Ce que vous appelez manoeuvre de repli peut être plus aimablement vu comme gain de lucidité. Mais aux hadistes d'intervenir !
Quant à l'épicurien, comme vous le savez, il dénonce en effet le désir de la connaissance théorique comme fin en soi (à cause du souci incessant de découvrir de nouvelles vérités), il n'est donc pas un chercheur. En revanche c'est un scientifique réaliste qui justifie par sa connaissance vraie des atomes ses positions éthiques.
Certes, si on prend les oeuvres de Platon et d'Aristote, il y a manifestement une indépendance de la recherche théorique par rapport à la question du mode de vie juste.
Bien sûr dans l'Apologie de Socrate, le thème du souci de soi est explicite mais il est lié à une volonté de connaître la vérité. Cependant le Parménide est de la pure recherche métaphysique. Il faut donc prendre tout Platon au sérieux.

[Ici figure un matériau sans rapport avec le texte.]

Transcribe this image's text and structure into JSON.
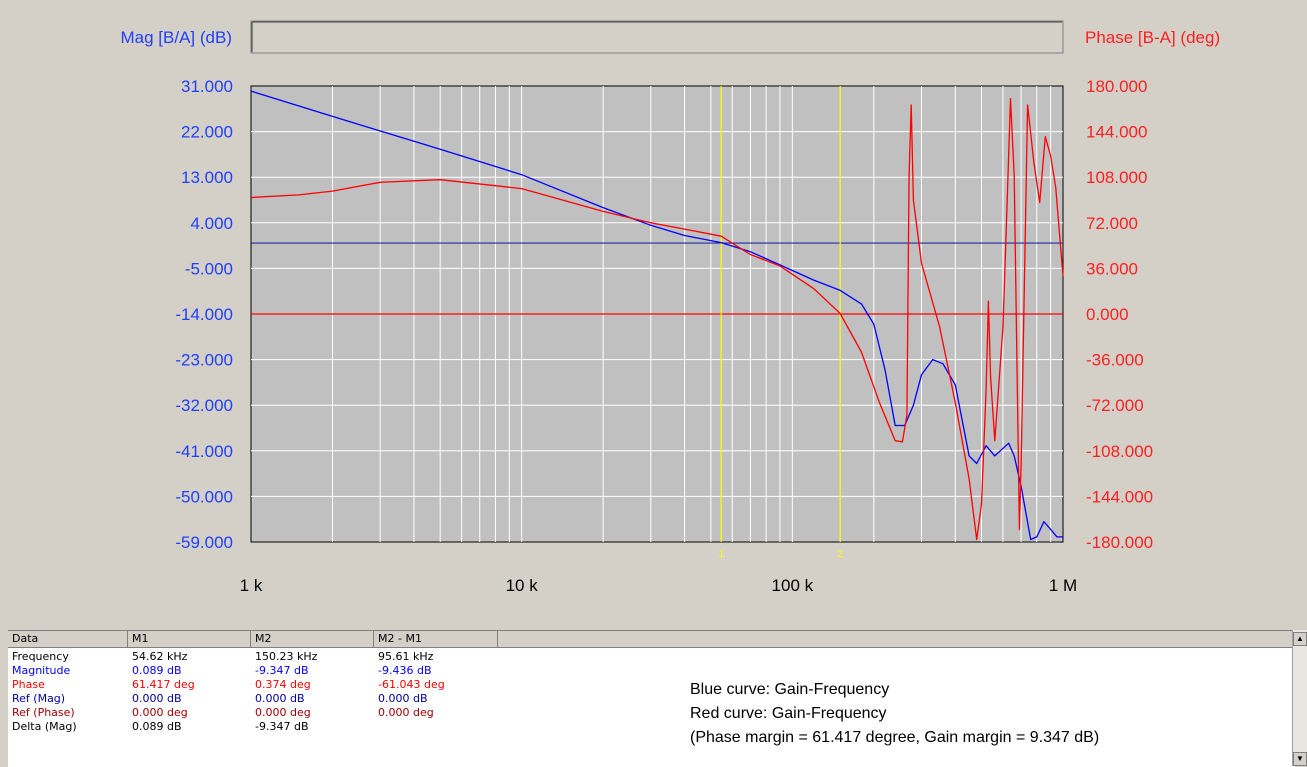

Mais je vous donne entièrement raison : ici on ne badine pas. Je vais donc jouer ailleurs...
Merci sincèrement pour vos réponses et votre patience.
Le stoicien renforce sans doute son sens de l'unité de la nature en l'étudiant. Mais pourquoi se fatiguerait il à faire de la spéculation logique s'il peut parvenir au même but sans se livrer à des travaux théoriques ?
Pourquoi, si je cherche la sagesse et l'unité du monde, ne monte-je pas plutôt sur le sommet du Taygète pour contempler la beauté du paysage, plutôt que de me casser la tête sur des sorites?
Pourquoi aller , comme Aristote, passer des jours entiers à faire de la biologie marine, si mon but est d'atteindre la paix spirituelle ?
Le gangster qui prépare le casse du siècle a un but. Le mathématicien aussi. Mais ce n'est pas le même.